A rare opportunity for real mental maintenance, a mid-life re-boot, even. It took an awfully long time to get down in there, so I made good use of the opportunity. I stayed deep. I felt drowsy even in the times between sittings, but my senses were sharp. The evening fruit break was such a high point, and on Day 9 I felt a bolt of true joy when I snatched the last banana from the buffet table. My banana! So delicious, so full of vitamins! What joy!
I wasn´t brainwashed, but I was not in my right mind.
I looked at it, and at the people around me slowly savouring their apples and pears. I realized how beautiful some of us were. An exceptionally good-looking group, just a little tired. And so wonderfully silent!
Outside that night, the sky was spangled with stars, the sliver of Equinox moon, the Milky Way. And the following day, after the morning´s Hour of Great Resiliance, the Noble Silence was lifted.
The entire atmosphere changed in an instant. Our lips were unsealed and speech began, and with the joy of children let loose for summer, we introduced ourselves, we laughed, even.
I was courteous, it was fun, but I never was much good at that shmoozing. I slipped away for a walk down to the creek, where the frogs were singing. It was quiet there. I spotted a couple of other introverts hiding out in the woods.
At 5:30 a.m. the final morning, Goenka made his final video appearance. After a half-hour of the Yodeling Yoda´s Greatest Hits, he expalined how we all can donate some money to cover our costs, and/or do some volunteer work. Starting with cleaning our rooms.
I did both. I believe in donativo. Everyone ought to pay his way, and years of hospitalera work have made me an expert at cleaning up bunk beds and folding up blankets with speed and efficiency.
I probably will not put myself through another 10-day wringer like this one, but my hat is off to Goenka and his merry crew. Their message became a bit incoherent at the end, but their gentle sensory deprivation technique slowly brings a determined student to deep places in a way I´ve never seen before.
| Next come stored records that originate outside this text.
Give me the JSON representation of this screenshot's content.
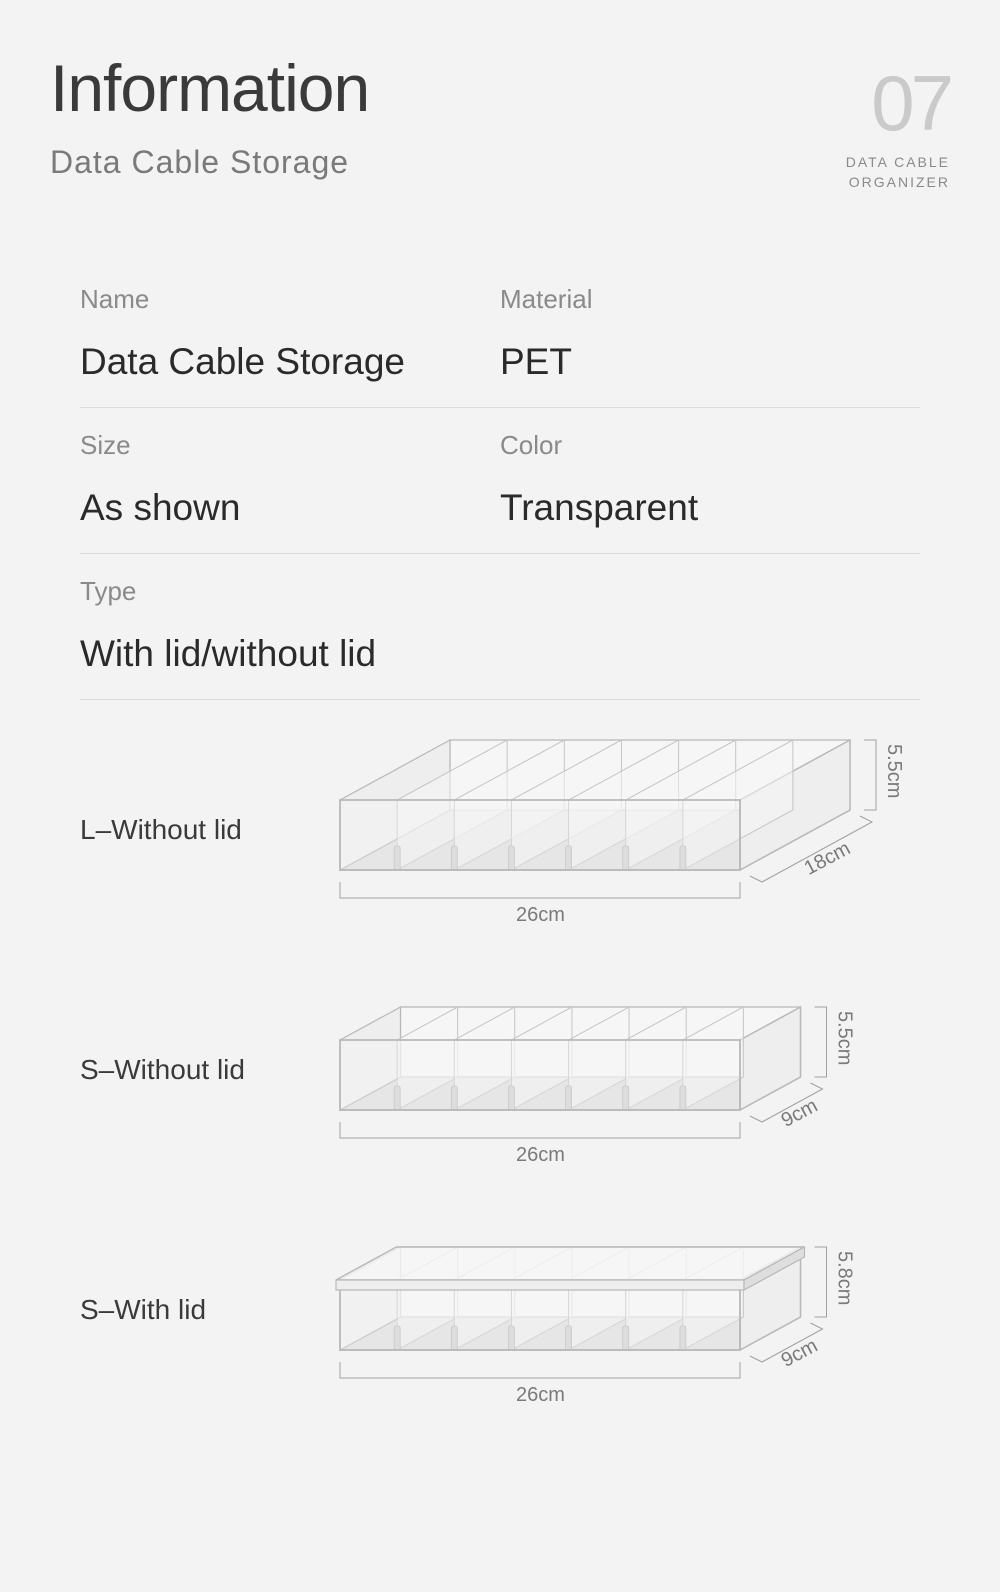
{
  "header": {
    "title": "Information",
    "subtitle": "Data Cable Storage",
    "number": "07",
    "caption_line1": "DATA CABLE",
    "caption_line2": "ORGANIZER"
  },
  "specs": [
    {
      "label": "Name",
      "value": "Data Cable Storage",
      "label2": "Material",
      "value2": "PET"
    },
    {
      "label": "Size",
      "value": "As shown",
      "label2": "Color",
      "value2": "Transparent"
    },
    {
      "label": "Type",
      "value": "With lid/without lid"
    }
  ],
  "products": [
    {
      "label": "L–Without lid",
      "width_cm": "26cm",
      "depth_cm": "18cm",
      "height_cm": "5.5cm",
      "slots": 7,
      "lid": false,
      "depth_ratio": 1.0
    },
    {
      "label": "S–Without lid",
      "width_cm": "26cm",
      "depth_cm": "9cm",
      "height_cm": "5.5cm",
      "slots": 7,
      "lid": false,
      "depth_ratio": 0.55
    },
    {
      "label": "S–With lid",
      "width_cm": "26cm",
      "depth_cm": "9cm",
      "height_cm": "5.8cm",
      "slots": 7,
      "lid": true,
      "depth_ratio": 0.55
    }
  ],
  "style": {
    "box_stroke": "#b8b8b8",
    "box_fill": "#eeeeee",
    "box_fill_dark": "#dedede",
    "box_fill_light": "#f6f6f6",
    "divider_stroke": "#c4c4c4",
    "dim_bracket": "#a0a0a0",
    "dim_text": "#7a7a7a"
  }
}
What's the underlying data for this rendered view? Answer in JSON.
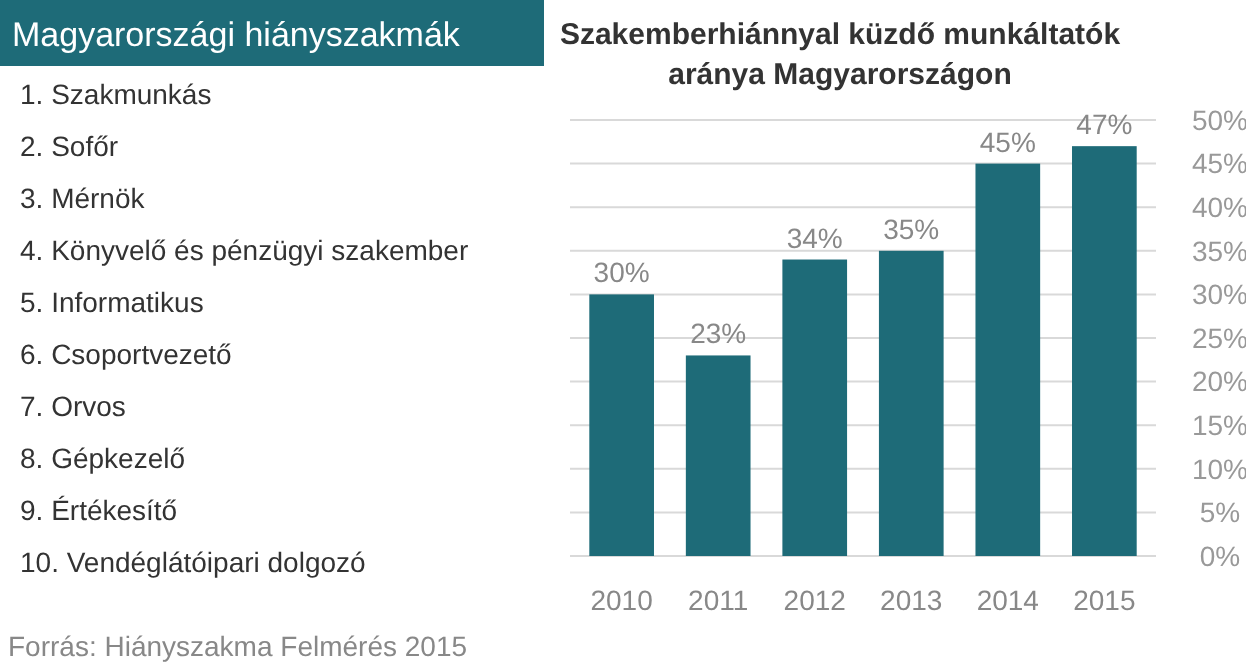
{
  "chart_data": [
    {
      "type": "other",
      "title": "Magyarországi hiányszakmák",
      "annotations": [
        "1. Szakmunkás",
        "2. Sofőr",
        "3. Mérnök",
        "4. Könyvelő és pénzügyi szakember",
        "5. Informatikus",
        "6. Csoportvezető",
        "7. Orvos",
        "8. Gépkezelő",
        "9. Értékesítő",
        "10. Vendéglátóipari dolgozó"
      ]
    },
    {
      "type": "bar",
      "title": "Szakemberhiánnyal küzdő munkáltatók\naránya Magyarországon",
      "categories": [
        "2010",
        "2011",
        "2012",
        "2013",
        "2014",
        "2015"
      ],
      "values": [
        30,
        23,
        34,
        35,
        45,
        47
      ],
      "value_labels": [
        "30%",
        "23%",
        "34%",
        "35%",
        "45%",
        "47%"
      ],
      "color": "#1e6b78",
      "ylim": [
        0,
        50
      ],
      "yticks": [
        {
          "value": 0,
          "label": "0%"
        },
        {
          "value": 5,
          "label": "5%"
        },
        {
          "value": 10,
          "label": "10%"
        },
        {
          "value": 15,
          "label": "15%"
        },
        {
          "value": 20,
          "label": "20%"
        },
        {
          "value": 25,
          "label": "25%"
        },
        {
          "value": 30,
          "label": "30%"
        },
        {
          "value": 35,
          "label": "35%"
        },
        {
          "value": 40,
          "label": "40%"
        },
        {
          "value": 45,
          "label": "45%"
        },
        {
          "value": 50,
          "label": "50%"
        }
      ],
      "grid": "y",
      "annotations": [
        "Forrás: Hiányszakma Felmérés 2015"
      ]
    }
  ]
}
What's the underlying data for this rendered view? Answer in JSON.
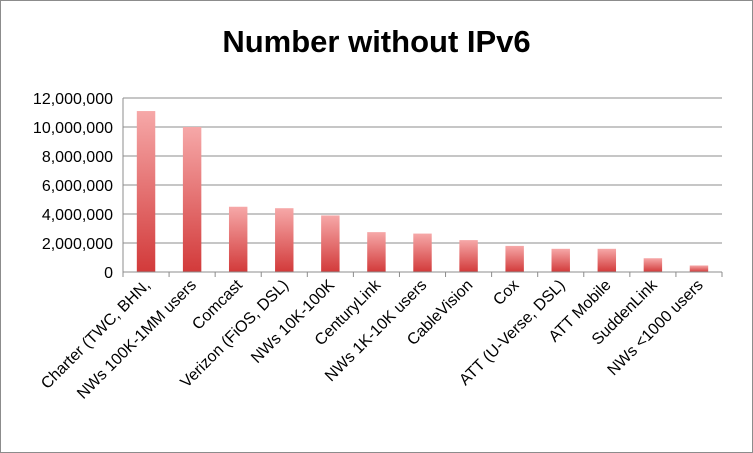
{
  "chart_data": {
    "type": "bar",
    "title": "Number without IPv6",
    "xlabel": "",
    "ylabel": "",
    "ylim": [
      0,
      12000000
    ],
    "yticks": [
      0,
      2000000,
      4000000,
      6000000,
      8000000,
      10000000,
      12000000
    ],
    "ytick_labels": [
      "0",
      "2,000,000",
      "4,000,000",
      "6,000,000",
      "8,000,000",
      "10,000,000",
      "12,000,000"
    ],
    "grid": true,
    "legend": "none",
    "bar_color_top": "#f6a8a8",
    "bar_color_bottom": "#d23a3a",
    "categories": [
      "Charter (TWC, BHN,",
      "NWs 100K-1MM users",
      "Comcast",
      "Verizon (FiOS, DSL)",
      "NWs 10K-100K",
      "CenturyLink",
      "NWs 1K-10K users",
      "CableVision",
      "Cox",
      "ATT (U-Verse, DSL)",
      "ATT Mobile",
      "SuddenLink",
      "NWs <1000 users"
    ],
    "values": [
      11100000,
      10000000,
      4500000,
      4400000,
      3900000,
      2750000,
      2650000,
      2200000,
      1800000,
      1600000,
      1600000,
      950000,
      450000
    ]
  }
}
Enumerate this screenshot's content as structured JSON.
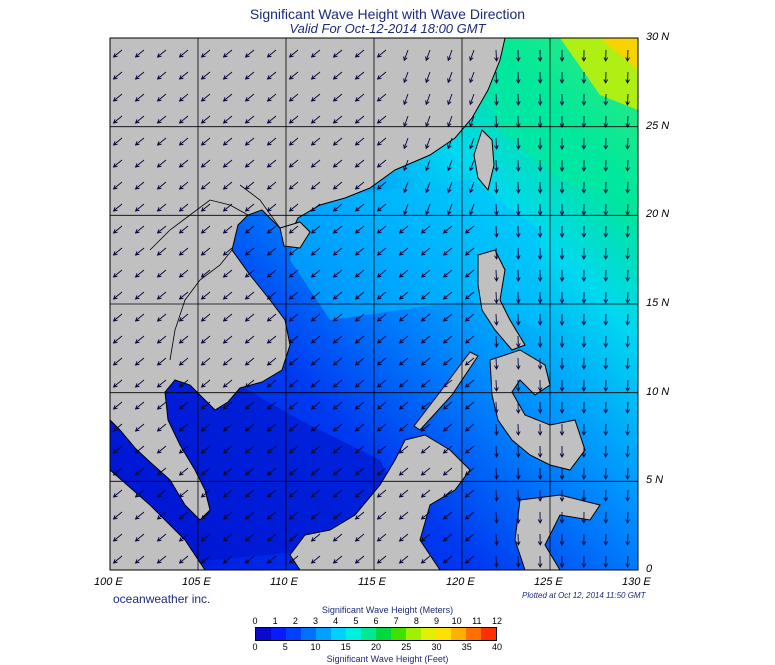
{
  "title": "Significant Wave Height with Wave Direction",
  "subtitle": "Valid For Oct-12-2014 18:00 GMT",
  "credit": "oceanweather inc.",
  "plotted": "Plotted at Oct 12, 2014 11:50 GMT",
  "map": {
    "lon_range": [
      100,
      130
    ],
    "lat_range": [
      0,
      30
    ],
    "lon_ticks": [
      "100 E",
      "105 E",
      "110 E",
      "115 E",
      "120 E",
      "125 E",
      "130 E"
    ],
    "lat_ticks": [
      "30 N",
      "25 N",
      "20 N",
      "15 N",
      "10 N",
      "5 N",
      "0"
    ],
    "grid": true,
    "land_color": "#c0c0c0",
    "coast_color": "#000000",
    "arrow_color": "#06063a"
  },
  "colorbar": {
    "title_top": "Significant Wave Height (Meters)",
    "title_bottom": "Significant Wave Height (Feet)",
    "meters": [
      "0",
      "1",
      "2",
      "3",
      "4",
      "5",
      "6",
      "7",
      "8",
      "9",
      "10",
      "11",
      "12"
    ],
    "feet": [
      "0",
      "5",
      "10",
      "15",
      "20",
      "25",
      "30",
      "35",
      "40"
    ],
    "colors": [
      "#0a0acc",
      "#0a1aff",
      "#0040ff",
      "#0070ff",
      "#00a0ff",
      "#00d0ff",
      "#00f0e0",
      "#00e890",
      "#00d840",
      "#40e000",
      "#a0f000",
      "#e0f000",
      "#ffe000",
      "#ffb000",
      "#ff7000",
      "#ff3000"
    ]
  }
}
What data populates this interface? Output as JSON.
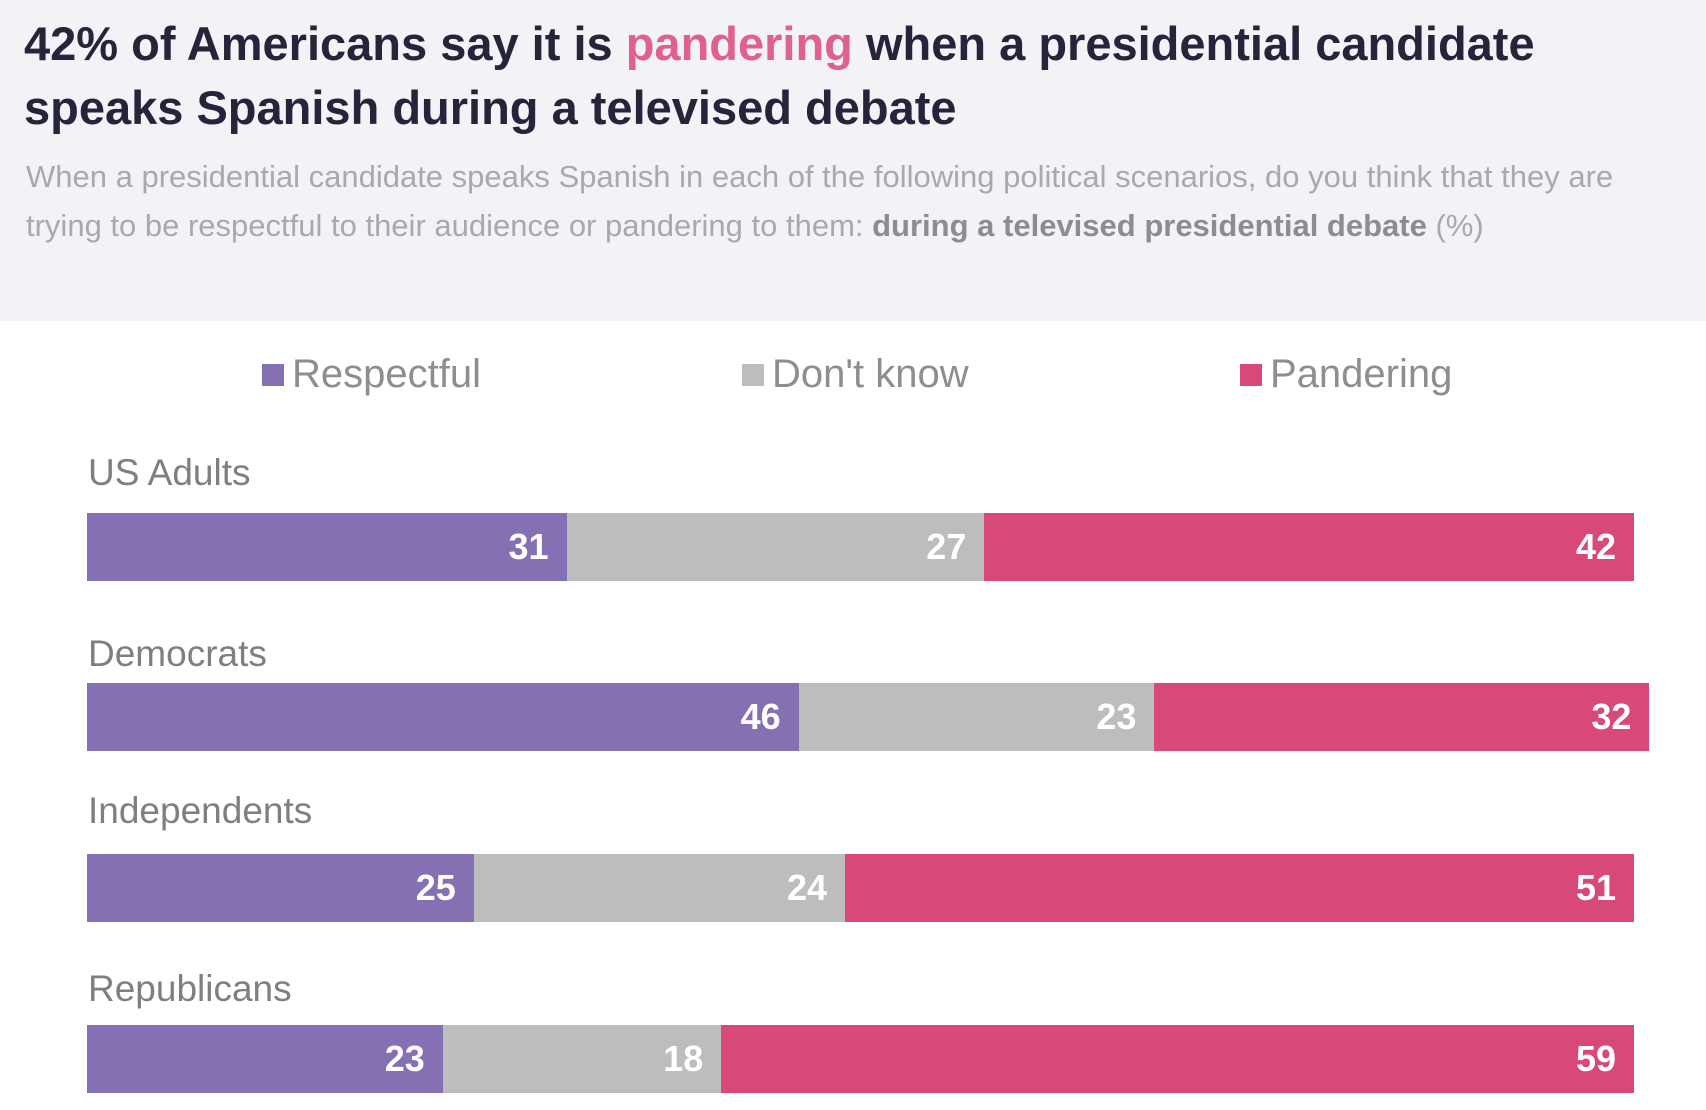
{
  "header": {
    "title_before": "42% of Americans say it is ",
    "title_highlight": "pandering",
    "title_after": " when a presidential candidate speaks Spanish during a televised debate",
    "subtitle": "When a presidential candidate speaks Spanish in each of the following political scenarios, do you think that they are trying to be respectful to their audience or pandering to them:",
    "subtitle_bold": "during a televised presidential debate",
    "subtitle_unit": "(%)"
  },
  "chart_data": {
    "type": "bar",
    "orientation": "horizontal-stacked",
    "categories": [
      "US Adults",
      "Democrats",
      "Independents",
      "Republicans"
    ],
    "series": [
      {
        "name": "Respectful",
        "color": "#8670b4",
        "values": [
          31,
          46,
          25,
          23
        ]
      },
      {
        "name": "Don't know",
        "color": "#bdbdbd",
        "values": [
          27,
          23,
          24,
          18
        ]
      },
      {
        "name": "Pandering",
        "color": "#d8487b",
        "values": [
          42,
          32,
          51,
          59
        ]
      }
    ],
    "legend": "top",
    "grid": false,
    "xlim": [
      0,
      100
    ]
  }
}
And their “pay what you can afford” approach brings Buddhist practice within reach of everybody. Sadly, western Buddhism, in my opinion, is an exclusive, suburban, upper-middle class phenomenon. American Dharma Centers are designed by and for wealthy, well-educated elites, and a 10-day program at any American Buddhist center would cost thousands of dollars. They´ve priced themselves out of the reach of most American seekers. The Vipassana people, on the other hand, have centers like this one scattered throughout the world. The courses have long waiting lists to attend.
It´s good to see I am not alone in this hunger and thirst for righteousness.